Jesus uses the experience to call the future leader of his Church.
The reluctant, self-admitted sinful man prostates himself before Jesus and says, “Depart from me, Lord, for I am a sinful man.”But Jesus won’t take no for an answer, and tells Peter, “Do not be afraid.” Then calls him to follow him and become a fisher of people.
What can we learn from Peter’s encounter with Christ?
1. Be prayerfully aware of the times Jesus is near – especially in our encounters on the peripheries
How many times have I encountered Jesus in the poor and marginalized? The encounters are too many to count. And I am always astonished at how Jesus is made manifest in serving others on the peripheries.
2. Be humble
None of us is perfect. None of us is worthy. Yet, Jesus calls us all the same. Remember that.
3. Be honest about our weaknesses and know Jesus wants to work through our weaknesses to further his ministry
Jesus may have called Peter to lead the Church because Peter was so conscious of his own weaknesses. Are we conscious of our own weaknesses?
4. Be open to leave old ways behind and allow something new to change the entire direction of our lives
Jesus knew the only way to get Peter to say “Yes” to following him was to use fishing as a metaphor for ministry. Fishing is all Peter knew. What do we know best? How is Jesus using what we know to call us to do more to extend his ministry to those around us?
5. Be prophetic in proclaiming Jesus to the world and to our friends and family
This is a hard one for most Catholics. We bristle at the idea of proselytizing. But Jesus wants us to proclaim him more by our actions than just our words. The early Christians understood this.
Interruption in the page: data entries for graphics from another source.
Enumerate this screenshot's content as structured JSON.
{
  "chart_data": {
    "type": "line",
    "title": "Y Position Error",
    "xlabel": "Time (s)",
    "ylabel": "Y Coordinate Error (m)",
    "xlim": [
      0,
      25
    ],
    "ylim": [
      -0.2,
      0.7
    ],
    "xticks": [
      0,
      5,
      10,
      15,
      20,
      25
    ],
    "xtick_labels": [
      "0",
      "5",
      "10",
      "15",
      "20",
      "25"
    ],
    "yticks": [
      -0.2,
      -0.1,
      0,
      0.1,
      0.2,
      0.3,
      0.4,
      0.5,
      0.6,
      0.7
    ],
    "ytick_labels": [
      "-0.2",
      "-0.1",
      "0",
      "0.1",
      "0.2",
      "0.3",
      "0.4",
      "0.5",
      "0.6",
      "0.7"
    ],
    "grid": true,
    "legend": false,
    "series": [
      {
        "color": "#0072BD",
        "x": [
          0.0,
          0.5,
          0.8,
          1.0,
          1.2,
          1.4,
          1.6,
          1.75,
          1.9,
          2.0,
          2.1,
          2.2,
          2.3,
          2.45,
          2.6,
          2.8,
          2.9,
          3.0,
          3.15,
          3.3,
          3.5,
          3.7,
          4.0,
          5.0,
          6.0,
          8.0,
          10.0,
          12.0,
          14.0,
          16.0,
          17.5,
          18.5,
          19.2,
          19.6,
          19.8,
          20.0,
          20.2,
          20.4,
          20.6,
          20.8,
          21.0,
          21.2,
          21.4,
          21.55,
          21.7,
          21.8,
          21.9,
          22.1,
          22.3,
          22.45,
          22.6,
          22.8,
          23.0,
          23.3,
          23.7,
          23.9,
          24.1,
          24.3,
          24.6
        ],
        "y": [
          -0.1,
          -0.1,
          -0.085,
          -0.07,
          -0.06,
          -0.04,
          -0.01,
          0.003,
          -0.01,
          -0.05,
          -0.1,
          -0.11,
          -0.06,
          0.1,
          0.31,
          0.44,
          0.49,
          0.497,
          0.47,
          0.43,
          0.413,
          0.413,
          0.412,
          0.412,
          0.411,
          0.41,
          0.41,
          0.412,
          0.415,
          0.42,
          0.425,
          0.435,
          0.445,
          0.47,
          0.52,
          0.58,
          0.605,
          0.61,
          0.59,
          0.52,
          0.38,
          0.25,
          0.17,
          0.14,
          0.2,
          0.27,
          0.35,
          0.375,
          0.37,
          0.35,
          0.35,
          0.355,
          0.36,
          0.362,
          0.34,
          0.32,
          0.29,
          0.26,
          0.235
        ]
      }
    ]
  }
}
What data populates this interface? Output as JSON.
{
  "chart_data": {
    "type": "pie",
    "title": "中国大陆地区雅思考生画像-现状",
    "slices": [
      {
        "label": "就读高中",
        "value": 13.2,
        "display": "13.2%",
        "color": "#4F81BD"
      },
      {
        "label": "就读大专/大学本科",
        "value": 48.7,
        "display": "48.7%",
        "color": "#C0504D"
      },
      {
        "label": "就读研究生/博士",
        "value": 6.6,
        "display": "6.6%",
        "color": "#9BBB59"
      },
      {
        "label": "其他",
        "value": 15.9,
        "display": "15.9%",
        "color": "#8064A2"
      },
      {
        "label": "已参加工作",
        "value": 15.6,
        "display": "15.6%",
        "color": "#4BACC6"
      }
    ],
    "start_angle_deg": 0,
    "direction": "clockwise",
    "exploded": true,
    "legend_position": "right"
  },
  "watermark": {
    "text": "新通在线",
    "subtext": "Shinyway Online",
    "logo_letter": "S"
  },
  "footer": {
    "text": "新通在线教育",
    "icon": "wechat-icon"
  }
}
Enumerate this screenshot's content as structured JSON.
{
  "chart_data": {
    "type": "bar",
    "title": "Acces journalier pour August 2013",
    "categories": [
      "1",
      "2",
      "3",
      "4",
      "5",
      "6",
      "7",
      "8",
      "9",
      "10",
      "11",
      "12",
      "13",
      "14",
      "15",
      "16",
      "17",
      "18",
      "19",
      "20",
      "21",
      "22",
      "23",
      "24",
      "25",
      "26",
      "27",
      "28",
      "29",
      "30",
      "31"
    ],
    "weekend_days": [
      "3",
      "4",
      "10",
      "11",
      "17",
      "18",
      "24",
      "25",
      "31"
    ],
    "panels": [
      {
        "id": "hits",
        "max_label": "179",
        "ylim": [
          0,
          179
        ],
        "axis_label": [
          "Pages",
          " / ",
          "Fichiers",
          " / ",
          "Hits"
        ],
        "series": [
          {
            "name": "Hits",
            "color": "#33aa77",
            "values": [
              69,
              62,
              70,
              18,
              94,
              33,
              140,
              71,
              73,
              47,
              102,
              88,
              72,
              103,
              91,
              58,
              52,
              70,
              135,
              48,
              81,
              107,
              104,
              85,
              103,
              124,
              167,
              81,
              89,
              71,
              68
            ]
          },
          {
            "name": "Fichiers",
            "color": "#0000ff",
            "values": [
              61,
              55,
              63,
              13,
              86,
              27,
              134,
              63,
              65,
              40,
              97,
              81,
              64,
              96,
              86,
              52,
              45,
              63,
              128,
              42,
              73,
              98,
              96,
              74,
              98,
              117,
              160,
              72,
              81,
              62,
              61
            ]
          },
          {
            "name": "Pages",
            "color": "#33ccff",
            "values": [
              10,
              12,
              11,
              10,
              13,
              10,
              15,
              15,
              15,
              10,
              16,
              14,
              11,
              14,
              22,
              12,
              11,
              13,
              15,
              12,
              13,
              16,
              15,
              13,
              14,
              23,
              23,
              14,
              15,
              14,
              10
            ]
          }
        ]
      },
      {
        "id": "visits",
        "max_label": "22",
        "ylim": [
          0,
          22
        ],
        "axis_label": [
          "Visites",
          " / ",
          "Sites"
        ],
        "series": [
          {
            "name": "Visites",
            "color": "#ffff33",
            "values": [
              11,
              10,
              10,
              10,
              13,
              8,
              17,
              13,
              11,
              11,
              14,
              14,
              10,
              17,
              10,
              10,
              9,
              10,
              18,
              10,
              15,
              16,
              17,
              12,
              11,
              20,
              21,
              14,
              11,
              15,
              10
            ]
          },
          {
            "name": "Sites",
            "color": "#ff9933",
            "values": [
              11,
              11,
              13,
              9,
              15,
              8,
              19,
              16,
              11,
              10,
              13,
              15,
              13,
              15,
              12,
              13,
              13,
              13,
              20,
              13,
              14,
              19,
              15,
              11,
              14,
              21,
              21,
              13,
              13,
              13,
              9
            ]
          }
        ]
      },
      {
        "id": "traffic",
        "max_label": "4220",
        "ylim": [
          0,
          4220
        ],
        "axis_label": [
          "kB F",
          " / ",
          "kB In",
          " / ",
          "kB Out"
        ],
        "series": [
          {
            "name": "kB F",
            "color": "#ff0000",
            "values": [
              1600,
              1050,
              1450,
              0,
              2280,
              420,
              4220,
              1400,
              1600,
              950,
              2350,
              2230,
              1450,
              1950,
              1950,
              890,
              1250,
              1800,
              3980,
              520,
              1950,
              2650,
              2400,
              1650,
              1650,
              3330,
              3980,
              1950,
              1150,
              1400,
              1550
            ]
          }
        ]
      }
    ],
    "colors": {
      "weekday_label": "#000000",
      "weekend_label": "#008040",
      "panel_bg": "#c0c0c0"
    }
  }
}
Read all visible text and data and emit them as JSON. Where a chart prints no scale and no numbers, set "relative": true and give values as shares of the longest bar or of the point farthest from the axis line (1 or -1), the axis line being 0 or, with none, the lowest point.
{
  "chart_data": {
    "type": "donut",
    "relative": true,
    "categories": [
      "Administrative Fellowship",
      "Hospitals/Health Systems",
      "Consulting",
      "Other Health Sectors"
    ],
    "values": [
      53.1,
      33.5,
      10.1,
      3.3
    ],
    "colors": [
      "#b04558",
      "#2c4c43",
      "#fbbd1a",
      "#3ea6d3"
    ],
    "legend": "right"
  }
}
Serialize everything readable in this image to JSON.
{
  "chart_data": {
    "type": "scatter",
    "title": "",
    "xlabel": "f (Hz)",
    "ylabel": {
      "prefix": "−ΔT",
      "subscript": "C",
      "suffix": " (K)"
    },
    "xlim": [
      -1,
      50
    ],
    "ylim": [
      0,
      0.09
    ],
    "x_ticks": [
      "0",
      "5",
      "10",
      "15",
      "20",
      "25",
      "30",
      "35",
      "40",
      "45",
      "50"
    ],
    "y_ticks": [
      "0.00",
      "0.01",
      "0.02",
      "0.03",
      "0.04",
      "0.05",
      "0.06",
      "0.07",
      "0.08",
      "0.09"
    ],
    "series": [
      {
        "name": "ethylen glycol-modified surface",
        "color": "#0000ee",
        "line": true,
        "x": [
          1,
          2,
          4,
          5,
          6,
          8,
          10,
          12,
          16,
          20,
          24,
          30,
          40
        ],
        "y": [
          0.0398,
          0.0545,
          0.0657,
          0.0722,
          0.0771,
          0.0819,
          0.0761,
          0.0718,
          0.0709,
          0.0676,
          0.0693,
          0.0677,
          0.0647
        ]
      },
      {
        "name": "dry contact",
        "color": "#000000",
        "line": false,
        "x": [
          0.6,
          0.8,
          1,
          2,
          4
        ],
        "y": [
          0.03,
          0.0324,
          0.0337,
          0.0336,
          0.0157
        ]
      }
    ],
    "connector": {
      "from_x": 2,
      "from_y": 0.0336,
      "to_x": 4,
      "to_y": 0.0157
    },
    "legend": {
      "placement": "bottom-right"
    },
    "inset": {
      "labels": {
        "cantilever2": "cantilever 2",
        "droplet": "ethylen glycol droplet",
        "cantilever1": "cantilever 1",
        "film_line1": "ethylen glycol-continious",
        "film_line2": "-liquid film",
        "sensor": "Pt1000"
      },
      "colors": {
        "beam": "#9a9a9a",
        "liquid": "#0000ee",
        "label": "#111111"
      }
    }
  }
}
Do we today?
When we read of Peter’s encounter with Jesus, we need to be honest about the feelings that may be holding us back from doing more for Jesus in our lives: unworthiness, fear, fear of change, fear of intimacy with Jesus.
In his book, Jesus: A Pilgrimage, author and Jesuit Fr. James Martin reminds us, “Jesus does not come to drive people away, but to call us to join him, if we are willing to follow, no matter who we are – single, married, or vowed; rich or poor, old or young; liberal or conservative; lay, clergy or religious; gay or straight.”
Fr. Martin goes on to say, “This is an important message to those who, for whatever reason, feel as if their churches are saying to them, ‘Go away’… Christ’s message is not only a call to conversion, but one of inclusion, a message that welcomes us into the community and restores us to it. Even if you are made to feel unworthy, and are tempted to say (to the Lord), ‘Go away!’ Christ says, as he did to Peter, ‘Join me in my great mission.’”
Jesus wants us (like Peter) to focus on our future with him with hope and trust, not backwards on our past with fear.
How is Jesus speaking through our lives today?
Do we hear his call?
Are we doing all we can to support his mission of love?